The Writ Finally Drops

6 April 2010



Google
WWW Kensington Review

Brown Visits Queen, Election Set for May 6

The fact that there would be a general election in Britain on May 6, 2010, was the worst kept secret on the planet. This morning around 10 am, Prime Minister Gordon Brown hopped into a Jaguar and was driven the mile from 10 Downing Street to Buckingham Palace. There, he asked the Queen to dissolve Parliament and name May 6 as polling day. Parliament rises on Monday, but the campaign began some time ago.

For Gordon Brown and Labour, the battle is of the uphill variety. After 13 years in power, Labour is more or less out of ideas and is starting to feel like a guest who won't go home. The one card the party has to play is the economy; voting for Labour is voting for experienced hands to safeguard the fragile recovery. Of course, the riposte is that Labour's policies helped cause the financial meltdown in the first place.

For the Conservatives, this is their election to lose. They have led in the public opinion polls for months, and under David Cameron, they have gone a long way in ridding themselves of the label "nasty party," without really changing their policies. The trouble for the Tories is that they are the Tories, a party of the well-off, by the well-off, for the well-off. Winning the working-class vote without the Falklands Factors behind them is going to be tough. And in those areas where the UK Independence Party and the British National Party are campaigning, the Conservatives may lose votes on their right. Still, change is easier for an opposition party to promise than for a party that has governed for 13 years.

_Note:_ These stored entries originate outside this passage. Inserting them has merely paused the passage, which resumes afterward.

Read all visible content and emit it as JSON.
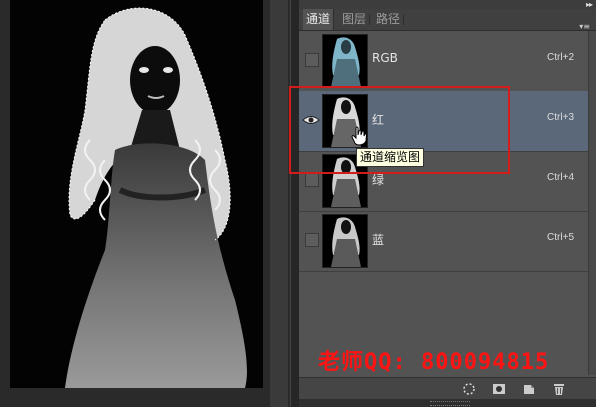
{
  "panel": {
    "tabs": [
      {
        "label": "通道",
        "active": true
      },
      {
        "label": "图层",
        "active": false
      },
      {
        "label": "路径",
        "active": false
      }
    ],
    "menu_icon": "panel-menu-icon",
    "collapse_icon": "collapse-arrows-icon"
  },
  "channels": [
    {
      "name": "RGB",
      "shortcut": "Ctrl+2",
      "visible": false,
      "selected": false,
      "thumb_tint": "#7fb5c9"
    },
    {
      "name": "红",
      "shortcut": "Ctrl+3",
      "visible": true,
      "selected": true,
      "thumb_tint": "#d8d8d8"
    },
    {
      "name": "绿",
      "shortcut": "Ctrl+4",
      "visible": false,
      "selected": false,
      "thumb_tint": "#cfcfcf"
    },
    {
      "name": "蓝",
      "shortcut": "Ctrl+5",
      "visible": false,
      "selected": false,
      "thumb_tint": "#c8c8c8"
    }
  ],
  "tooltip": "通道缩览图",
  "watermark": "老师QQ: 800094815",
  "bottom_buttons": [
    "load-selection-icon",
    "save-mask-icon",
    "new-channel-icon",
    "trash-icon"
  ],
  "colors": {
    "selection_row": "#5b6879",
    "highlight": "#d41c1c",
    "watermark": "#ff1313"
  }
}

As for the Liberal Democrats, this is their election to change Britain. Their hope is that no party wins a majority and that they keep enough of their 63 seats to hold the balance of power. The price for their support will be a referendum on proportional representation. Their problems arise after the election. The Tories won't accept the referendum, and backing Labour would mean keeping the unpopular Mr. Brown in Number 10. Solving this problem, though, would ensure that the LibDems establish a voting system that gives them the power in future that their vote count has always merited.

For the next month, the world will be awash in British opinion polls. To help decipher what they mean, this journal recommends an interactive tool from UK Polling Report. It deduces the number of seats a party will win based on the national polling. It is a bit imprecise because the Conservatives tend to stack up huge majorities while Labour and the Liberal Democrats tend to spread their votes out nationally. Still, it's a useful device.

For readers in the UK, here are some dates to remember: April 15, the first debate among Messrs Brown, Cameron and Clegg on ITV; April 20, nominations close and this is the last day to register to vote or to request a postal ballot; April 22, the second debate on Sky; April 29 last debate on BBC; May 6 polling day, polls open from 7 am to 10 pm.